1

I am trying to import 10 billion records. Started tested with importing 1 billion records. Import time getting worst as the records gets inserted. Here are configurations and stats.

Mongo db version - 3.4
Documents - 1226592923
Routers(m4.xlarge) 2 
Config 3
Nodes(i3.large,15GB nvme ssd)  Import time(hrs)
5                              14:30:00
10                             8:10:00

Each Document has around 7 fields. Shard key is on 3 fields. Followed all the recommendations at https://docs.mongodb.com/v3.4/reference/ulimit/#recommended-ulimit-settings.

Import options

--writeConcern '{ w: 0, j: false }'
--numInsertionWorkers 8

Even tried disabling journal(--nojournal), but no much difference.

Not sure if this is the expected import time.
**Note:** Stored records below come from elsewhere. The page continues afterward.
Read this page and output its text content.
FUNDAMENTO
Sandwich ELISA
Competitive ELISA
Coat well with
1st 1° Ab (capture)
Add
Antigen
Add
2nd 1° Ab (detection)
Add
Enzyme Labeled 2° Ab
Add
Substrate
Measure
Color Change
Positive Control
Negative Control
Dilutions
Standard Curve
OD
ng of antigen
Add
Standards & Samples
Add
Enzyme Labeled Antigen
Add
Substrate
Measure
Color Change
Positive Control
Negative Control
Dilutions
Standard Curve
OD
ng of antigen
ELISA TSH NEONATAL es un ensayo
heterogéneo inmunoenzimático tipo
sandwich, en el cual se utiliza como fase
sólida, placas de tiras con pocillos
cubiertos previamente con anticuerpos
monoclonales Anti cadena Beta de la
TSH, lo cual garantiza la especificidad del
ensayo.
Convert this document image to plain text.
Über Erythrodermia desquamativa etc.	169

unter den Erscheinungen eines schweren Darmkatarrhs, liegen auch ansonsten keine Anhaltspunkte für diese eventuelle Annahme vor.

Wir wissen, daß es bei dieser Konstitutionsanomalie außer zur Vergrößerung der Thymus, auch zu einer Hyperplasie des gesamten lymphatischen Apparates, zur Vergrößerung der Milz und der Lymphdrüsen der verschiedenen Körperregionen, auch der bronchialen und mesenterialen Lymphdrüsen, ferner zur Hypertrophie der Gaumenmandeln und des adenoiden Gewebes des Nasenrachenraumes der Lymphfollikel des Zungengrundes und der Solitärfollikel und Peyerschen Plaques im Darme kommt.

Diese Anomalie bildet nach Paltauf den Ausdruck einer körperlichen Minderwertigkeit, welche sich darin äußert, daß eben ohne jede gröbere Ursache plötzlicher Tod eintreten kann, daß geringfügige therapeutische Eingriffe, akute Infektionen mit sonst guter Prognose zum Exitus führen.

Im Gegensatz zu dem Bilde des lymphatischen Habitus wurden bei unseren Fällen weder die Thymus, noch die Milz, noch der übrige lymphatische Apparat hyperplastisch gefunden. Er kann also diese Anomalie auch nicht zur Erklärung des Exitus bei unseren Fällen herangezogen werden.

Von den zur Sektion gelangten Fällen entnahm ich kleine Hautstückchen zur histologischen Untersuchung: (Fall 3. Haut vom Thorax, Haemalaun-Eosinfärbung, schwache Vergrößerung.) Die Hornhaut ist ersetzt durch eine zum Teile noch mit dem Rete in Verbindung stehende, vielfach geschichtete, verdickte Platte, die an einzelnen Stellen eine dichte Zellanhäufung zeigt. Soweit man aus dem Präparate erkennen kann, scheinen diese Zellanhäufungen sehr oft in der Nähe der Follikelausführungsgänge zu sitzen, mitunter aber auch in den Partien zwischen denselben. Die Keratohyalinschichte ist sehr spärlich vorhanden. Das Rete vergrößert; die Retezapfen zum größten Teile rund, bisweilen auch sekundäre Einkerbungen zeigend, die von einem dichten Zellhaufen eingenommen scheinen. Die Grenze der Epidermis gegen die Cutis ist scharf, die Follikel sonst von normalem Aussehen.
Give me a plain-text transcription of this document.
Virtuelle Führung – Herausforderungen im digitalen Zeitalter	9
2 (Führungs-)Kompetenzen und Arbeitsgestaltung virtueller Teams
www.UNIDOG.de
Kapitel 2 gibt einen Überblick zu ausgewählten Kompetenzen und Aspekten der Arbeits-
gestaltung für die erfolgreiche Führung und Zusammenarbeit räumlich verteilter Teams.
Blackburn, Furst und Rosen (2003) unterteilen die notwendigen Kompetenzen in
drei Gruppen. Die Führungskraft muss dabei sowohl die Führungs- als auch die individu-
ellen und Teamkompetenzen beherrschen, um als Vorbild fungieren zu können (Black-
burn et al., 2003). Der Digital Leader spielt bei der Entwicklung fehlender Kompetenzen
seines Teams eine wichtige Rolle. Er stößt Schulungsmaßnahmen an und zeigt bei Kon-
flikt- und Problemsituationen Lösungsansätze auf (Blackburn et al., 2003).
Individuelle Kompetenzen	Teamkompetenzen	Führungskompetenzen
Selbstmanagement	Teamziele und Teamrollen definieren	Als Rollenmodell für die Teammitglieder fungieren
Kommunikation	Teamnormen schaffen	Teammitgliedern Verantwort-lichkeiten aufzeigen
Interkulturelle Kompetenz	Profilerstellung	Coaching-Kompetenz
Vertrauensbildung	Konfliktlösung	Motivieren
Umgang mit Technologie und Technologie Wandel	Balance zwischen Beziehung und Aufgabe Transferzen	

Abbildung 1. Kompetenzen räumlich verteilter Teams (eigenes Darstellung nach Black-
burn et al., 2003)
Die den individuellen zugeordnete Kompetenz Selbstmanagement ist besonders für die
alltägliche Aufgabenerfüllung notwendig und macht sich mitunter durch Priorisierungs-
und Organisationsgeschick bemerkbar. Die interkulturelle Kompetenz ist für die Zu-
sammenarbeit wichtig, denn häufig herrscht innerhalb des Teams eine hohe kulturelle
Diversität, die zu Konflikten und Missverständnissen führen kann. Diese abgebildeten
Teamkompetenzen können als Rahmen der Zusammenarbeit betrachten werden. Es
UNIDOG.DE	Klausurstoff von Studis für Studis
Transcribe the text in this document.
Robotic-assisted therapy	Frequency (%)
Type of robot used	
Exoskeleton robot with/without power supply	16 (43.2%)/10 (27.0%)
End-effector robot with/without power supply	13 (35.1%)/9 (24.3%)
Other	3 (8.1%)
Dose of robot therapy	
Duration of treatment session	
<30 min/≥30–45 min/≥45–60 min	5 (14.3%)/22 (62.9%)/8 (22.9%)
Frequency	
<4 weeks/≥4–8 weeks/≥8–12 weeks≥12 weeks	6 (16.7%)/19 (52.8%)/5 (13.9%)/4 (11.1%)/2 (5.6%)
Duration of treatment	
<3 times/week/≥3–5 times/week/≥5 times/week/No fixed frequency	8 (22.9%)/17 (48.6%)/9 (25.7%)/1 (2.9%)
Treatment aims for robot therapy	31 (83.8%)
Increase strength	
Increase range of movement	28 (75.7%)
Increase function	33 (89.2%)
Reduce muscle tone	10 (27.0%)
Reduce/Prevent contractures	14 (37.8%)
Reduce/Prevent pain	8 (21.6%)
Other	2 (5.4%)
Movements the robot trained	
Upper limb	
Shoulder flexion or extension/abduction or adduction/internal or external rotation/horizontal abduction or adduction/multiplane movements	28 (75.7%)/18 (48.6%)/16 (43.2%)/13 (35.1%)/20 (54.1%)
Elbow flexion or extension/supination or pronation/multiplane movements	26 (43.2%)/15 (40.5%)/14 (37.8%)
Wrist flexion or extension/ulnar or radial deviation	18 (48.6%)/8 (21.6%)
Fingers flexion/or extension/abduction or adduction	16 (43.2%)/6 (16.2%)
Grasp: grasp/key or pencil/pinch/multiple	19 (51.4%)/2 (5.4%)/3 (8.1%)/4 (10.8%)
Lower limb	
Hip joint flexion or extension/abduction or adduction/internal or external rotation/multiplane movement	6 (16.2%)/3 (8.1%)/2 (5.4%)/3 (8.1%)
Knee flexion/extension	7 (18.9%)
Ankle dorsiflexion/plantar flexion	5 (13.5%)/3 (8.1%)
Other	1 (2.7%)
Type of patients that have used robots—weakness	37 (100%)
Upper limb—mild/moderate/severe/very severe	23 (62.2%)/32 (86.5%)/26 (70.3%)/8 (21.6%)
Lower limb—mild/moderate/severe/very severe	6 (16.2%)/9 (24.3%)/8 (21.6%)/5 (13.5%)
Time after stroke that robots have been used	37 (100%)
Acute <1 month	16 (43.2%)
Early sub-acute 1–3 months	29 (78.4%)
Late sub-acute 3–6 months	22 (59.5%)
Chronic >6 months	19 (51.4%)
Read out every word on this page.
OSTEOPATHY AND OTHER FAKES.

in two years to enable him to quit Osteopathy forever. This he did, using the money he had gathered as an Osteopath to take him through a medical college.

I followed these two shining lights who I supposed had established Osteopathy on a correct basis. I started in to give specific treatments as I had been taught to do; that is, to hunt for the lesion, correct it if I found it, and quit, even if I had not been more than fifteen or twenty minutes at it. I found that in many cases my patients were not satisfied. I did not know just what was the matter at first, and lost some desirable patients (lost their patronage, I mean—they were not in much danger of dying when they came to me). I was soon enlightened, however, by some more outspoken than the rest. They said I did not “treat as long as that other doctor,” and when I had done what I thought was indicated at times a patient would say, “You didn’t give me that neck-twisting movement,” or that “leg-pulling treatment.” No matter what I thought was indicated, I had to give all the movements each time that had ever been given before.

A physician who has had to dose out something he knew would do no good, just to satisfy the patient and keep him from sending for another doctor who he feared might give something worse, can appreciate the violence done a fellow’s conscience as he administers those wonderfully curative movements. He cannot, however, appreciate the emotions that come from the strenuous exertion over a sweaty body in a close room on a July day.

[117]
Or is the way I can do anything else to improve ingestion rate?

  • 1
    Is the collection indexed? What format is the data, and how was it created (mongoexport / mongodump)? – robjwilkins Dec 11 '17 at 15:55
  • 1
    you may get some specific/better help over at https://dba.stackexchange.com/ – user3788685 Dec 11 '17 at 16:00
  • Did you set up the splits on the shards before inserting the 10b docs? Nice blog on the performance pik-up here: https://blog.zawodny.com/2011/03/06/mongodb-pre-splitting-for-faster-data-loading-and-importing/ – Buzz Moschetti Dec 11 '17 at 16:19
  • @robjwilkins I tried both with and without indexing, but no much difference. Data is is json format, generated from spark – karthik kalletla Dec 11 '17 at 17:19
  • I agree with @BuzzMoschetti, you should definitly pre-split de the collection before starting your insertions. If you don't, the balancer will do it afterwards and it will take forever :/ – Henri-Maxime Ducoulombier Dec 11 '17 at 20:14

1 Answers1

0

Here are some of the factors made a lot of improvement in importing

  1. Pre-splitting
  2. Sorting data
  3. Disabling the balancer sh.stopBalancer()
  4. Turning off auto split during load(sh.disableAutoSplit() or restart the mongos without --noAutoSplit)
  5. Indexing after loading complete data

References:

  1. https://blog.zawodny.com/2011/03/06/mongodb-pre-splitting-for-faster-data-loading-and-importing/
  2. https://stackoverflow.com/a/19672303